Author: Jane Austen
Publisher: CreateSpace Independent Publishing Platform
Copyright date: N/A
Set in the small village of Highbury in England in the early nineteenth century, Emma is the story of Emma Woodhouse, the daughter of a wealthy widower who is the center of Highbury society. Emma is a young, well-born, beautiful, if slightly vain girl, who believes herself to be an excellent matchmaker, attributing the recent wedding of her governess as her greatest accomplishment, and sets her sights on the local vicar as the next person she wishes to be married and settled.
Harriet Smith is a newcomer to Highbury, educated at the local boarding house, whose parentage is unknown. Emma takes it upon herself to show Harriet the ways of the world and begins to turn her head away from a previous suitor, a farmer, and to look towards the vicar, Mr. Elton, as a more appropriate match.
What ensues is the sometimes-comical misunderstandings of a girl who wants everyone to be in love, yet has no clue what is truly going on around her. The supporting cast of Emma includes her neighbor, Mr. Knightly who at times is brotherly, while also being the object of everyone’s affection, Mrs. Weston, Emma’s ex governess who dotes on her, Frank Churchill, the charming, yet deceitful step son of Mrs. Weston, as well as members of Highbury society who get caught up in Emma’s antics.
“It is a truth universally acknowledged that” Jane Austen’s writing is as witty as you’ve been told. It is easy to forget that this book was originally published in 1815 because the female characters are so well represented, Emma has a goodness in her heart but is still so young that she can’t see what is right in front of her. The tone of the story is light, with balls, dinner, and picnics being the majority of events, but the language shows that there is more going on than what appears to be seen.
What Austen does best in Emma is to tell a story from the point of view from the most flawed character that we encounter and still gets the reader to love her. The main plot or conflict in Emma is that she herself is unaware of the mistakes she is making and through the course of the story there is the realization that she knows much less than she previously believed. The evolution of the main character from “clueless” matchmaker to falling into her own love trap will delight the reader.
Though not the most complex writing or storyline, it is easy to see why Emma is a book that has been popular for almost two hundred years. Rich with characters and dialogue that never leaves the reader doubting what the character is thinking, Emma is one of Austen’s most entertaining reads while also highlighting the idea that as young people we think we might have all the answers, but perhaps we should stop and listen to what is really going on around us.
Emma Woodhouse wants those around her to be happy and in love, and she will stop at nothing to push two people together, regardless of their own feelings, but what happens when she realizes she’s gone too far?
Who Should Read It
Mostly geared towards women, Emma has a little romance, but is more a story of a young woman finding her path. Set in the early 1800’s you can’t help but picture the period costumes and the village of Highbury as you read.
Why I Read It
I had read both Pride & Prejudice and Sense & Sensibility and loved them and I wanted to expand my relationship with Jane Austen.

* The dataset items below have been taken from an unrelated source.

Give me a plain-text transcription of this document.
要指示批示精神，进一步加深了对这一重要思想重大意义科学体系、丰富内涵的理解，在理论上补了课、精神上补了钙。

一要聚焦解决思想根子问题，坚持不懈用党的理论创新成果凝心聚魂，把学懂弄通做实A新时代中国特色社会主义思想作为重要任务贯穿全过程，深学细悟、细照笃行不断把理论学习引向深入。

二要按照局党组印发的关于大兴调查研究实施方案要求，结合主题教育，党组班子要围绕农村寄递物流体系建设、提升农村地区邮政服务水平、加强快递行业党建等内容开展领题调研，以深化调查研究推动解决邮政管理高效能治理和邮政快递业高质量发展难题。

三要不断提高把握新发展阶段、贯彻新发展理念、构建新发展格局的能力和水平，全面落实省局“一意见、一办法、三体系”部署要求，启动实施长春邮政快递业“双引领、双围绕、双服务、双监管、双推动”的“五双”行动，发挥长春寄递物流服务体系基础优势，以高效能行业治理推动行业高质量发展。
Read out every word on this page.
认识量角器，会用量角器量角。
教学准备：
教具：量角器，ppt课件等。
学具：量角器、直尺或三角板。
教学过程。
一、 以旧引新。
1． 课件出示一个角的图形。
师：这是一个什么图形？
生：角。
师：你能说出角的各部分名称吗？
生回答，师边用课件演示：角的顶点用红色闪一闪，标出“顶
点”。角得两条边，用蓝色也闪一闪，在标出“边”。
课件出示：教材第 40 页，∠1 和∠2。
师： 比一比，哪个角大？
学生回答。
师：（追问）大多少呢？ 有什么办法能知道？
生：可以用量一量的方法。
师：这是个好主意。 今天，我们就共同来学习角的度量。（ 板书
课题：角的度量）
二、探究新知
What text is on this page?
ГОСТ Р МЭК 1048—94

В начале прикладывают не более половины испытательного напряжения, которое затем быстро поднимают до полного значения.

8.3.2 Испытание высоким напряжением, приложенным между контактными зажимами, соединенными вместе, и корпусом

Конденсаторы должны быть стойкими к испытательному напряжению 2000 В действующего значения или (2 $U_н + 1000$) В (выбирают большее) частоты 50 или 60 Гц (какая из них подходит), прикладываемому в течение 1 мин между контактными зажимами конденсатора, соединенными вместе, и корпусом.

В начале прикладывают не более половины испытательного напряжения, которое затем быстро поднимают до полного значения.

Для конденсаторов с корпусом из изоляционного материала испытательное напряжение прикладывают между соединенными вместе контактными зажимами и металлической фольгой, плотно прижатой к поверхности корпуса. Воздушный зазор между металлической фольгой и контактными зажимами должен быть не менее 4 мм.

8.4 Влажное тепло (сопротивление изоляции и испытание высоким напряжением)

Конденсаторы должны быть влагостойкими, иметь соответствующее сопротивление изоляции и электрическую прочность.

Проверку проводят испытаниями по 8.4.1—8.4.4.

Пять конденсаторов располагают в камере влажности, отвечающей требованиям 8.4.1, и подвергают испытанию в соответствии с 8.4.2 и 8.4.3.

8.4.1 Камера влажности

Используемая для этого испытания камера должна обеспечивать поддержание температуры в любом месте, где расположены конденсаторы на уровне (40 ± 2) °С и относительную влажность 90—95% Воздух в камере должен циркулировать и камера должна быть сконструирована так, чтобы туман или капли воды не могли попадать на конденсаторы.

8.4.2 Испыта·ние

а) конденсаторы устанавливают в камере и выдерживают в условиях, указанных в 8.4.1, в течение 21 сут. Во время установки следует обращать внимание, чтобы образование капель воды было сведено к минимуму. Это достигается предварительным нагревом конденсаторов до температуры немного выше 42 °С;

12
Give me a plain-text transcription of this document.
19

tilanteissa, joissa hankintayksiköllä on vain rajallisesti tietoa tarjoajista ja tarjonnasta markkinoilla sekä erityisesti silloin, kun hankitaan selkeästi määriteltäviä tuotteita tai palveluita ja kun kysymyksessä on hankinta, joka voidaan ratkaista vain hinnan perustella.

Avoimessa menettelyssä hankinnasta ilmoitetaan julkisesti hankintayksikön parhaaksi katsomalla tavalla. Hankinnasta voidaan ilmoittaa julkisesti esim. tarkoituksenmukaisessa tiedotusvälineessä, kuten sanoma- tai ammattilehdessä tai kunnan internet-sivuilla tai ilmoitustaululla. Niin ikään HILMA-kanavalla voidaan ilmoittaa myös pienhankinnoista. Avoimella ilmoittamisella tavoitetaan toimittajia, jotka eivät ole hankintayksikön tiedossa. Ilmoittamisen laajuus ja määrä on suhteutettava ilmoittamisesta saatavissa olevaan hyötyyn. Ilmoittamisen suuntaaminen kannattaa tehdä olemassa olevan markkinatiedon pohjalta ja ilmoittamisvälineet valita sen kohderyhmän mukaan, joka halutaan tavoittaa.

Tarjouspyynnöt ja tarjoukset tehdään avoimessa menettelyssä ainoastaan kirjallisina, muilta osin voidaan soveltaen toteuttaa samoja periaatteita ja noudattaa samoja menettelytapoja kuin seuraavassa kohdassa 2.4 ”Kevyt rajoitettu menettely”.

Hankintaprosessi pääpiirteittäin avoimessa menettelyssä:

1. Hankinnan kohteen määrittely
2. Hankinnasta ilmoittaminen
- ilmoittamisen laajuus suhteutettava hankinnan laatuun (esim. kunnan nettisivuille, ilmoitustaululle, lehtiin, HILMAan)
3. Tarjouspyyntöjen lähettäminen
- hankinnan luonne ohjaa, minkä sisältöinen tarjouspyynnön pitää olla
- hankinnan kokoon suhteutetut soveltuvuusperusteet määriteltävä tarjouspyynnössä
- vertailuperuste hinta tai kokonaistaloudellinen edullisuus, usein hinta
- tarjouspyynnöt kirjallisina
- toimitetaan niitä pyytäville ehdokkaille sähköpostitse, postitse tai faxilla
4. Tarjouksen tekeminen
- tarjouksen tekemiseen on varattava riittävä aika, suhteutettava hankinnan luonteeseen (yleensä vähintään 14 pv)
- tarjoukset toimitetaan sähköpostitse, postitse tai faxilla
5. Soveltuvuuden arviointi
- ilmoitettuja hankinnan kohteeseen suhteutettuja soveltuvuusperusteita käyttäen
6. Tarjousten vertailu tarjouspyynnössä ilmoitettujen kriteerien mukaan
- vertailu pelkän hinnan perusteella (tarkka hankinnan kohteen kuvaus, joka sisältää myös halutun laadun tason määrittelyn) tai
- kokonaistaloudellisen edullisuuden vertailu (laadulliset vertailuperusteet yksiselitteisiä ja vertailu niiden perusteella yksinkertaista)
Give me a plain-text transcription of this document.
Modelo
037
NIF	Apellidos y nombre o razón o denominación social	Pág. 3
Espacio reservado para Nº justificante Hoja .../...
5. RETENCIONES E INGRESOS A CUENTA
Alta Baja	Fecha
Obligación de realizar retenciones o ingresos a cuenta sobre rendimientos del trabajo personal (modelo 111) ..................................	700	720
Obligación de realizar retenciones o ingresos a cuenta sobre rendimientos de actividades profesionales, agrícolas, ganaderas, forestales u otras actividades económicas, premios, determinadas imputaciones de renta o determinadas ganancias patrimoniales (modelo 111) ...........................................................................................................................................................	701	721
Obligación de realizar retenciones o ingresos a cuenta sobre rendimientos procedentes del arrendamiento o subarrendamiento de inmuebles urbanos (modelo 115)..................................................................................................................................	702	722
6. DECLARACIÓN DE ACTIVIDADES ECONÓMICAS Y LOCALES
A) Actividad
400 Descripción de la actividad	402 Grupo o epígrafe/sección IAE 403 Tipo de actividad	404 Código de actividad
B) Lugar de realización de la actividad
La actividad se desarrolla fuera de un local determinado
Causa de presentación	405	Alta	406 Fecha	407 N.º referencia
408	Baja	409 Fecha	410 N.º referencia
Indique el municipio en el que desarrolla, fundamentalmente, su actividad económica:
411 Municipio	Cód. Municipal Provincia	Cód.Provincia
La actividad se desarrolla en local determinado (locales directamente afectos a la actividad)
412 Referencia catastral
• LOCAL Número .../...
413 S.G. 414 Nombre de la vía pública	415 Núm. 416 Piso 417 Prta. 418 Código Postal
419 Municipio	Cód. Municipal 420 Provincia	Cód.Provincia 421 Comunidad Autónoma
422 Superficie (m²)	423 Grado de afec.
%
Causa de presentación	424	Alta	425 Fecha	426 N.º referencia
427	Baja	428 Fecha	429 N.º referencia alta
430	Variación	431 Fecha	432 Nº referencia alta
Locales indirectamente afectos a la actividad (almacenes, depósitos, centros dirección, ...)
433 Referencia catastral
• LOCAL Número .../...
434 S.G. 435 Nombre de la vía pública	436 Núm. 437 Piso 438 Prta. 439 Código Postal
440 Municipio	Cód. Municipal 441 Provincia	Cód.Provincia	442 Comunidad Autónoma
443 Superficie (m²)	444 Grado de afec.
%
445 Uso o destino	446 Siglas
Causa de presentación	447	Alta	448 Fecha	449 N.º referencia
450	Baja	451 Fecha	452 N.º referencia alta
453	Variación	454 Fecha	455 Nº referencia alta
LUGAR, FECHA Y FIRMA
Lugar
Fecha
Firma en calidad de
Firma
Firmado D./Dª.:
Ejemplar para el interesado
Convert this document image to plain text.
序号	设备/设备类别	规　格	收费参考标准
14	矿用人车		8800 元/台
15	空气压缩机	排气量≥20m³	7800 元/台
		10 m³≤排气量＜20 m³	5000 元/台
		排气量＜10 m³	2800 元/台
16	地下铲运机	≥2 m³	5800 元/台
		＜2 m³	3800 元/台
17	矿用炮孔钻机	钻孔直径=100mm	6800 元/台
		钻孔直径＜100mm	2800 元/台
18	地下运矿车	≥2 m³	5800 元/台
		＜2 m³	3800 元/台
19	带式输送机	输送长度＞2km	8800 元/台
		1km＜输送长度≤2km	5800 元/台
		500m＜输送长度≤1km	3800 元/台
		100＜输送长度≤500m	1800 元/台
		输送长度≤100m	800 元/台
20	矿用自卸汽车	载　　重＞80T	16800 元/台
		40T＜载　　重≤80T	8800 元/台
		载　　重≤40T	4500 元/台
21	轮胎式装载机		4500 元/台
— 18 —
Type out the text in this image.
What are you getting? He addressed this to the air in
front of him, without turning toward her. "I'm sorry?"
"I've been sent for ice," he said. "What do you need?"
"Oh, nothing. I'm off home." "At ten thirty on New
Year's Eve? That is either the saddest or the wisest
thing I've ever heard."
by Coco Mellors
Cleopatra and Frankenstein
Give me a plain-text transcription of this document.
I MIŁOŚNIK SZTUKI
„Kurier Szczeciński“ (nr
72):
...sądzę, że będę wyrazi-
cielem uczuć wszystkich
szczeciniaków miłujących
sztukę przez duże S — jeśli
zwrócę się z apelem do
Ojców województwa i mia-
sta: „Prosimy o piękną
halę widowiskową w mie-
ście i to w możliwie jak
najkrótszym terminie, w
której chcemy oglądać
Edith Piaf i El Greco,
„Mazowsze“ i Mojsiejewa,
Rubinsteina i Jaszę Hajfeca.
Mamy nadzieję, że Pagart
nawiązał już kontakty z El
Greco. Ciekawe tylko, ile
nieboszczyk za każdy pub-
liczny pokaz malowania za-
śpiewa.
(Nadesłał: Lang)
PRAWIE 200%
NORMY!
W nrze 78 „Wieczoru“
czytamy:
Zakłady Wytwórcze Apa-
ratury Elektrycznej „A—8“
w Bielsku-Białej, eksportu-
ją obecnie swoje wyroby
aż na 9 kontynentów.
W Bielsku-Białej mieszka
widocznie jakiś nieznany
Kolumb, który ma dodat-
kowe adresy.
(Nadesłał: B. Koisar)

Jane Austen was a writer who was born in 1775 and who wrote until her death in 1817. Born into a family whose patriarch was a reverend, Austen was one of seven children and her father was always supportive of Jane’s love of writing. Though she was writing seriously well before her first novel Sense & Sensibility was published in 1811. Austen went on to publish Pride & Predjudice, Mansfield Park, Emma before she died with her sister Cassandra and brother Henry getting her final two works, Persuasion and Northhanger Abbey, published after her death.
*Coming of Age
*Frank Churchill: friend or foe?
*Discuss Emma’s treatment of Ms. Bates.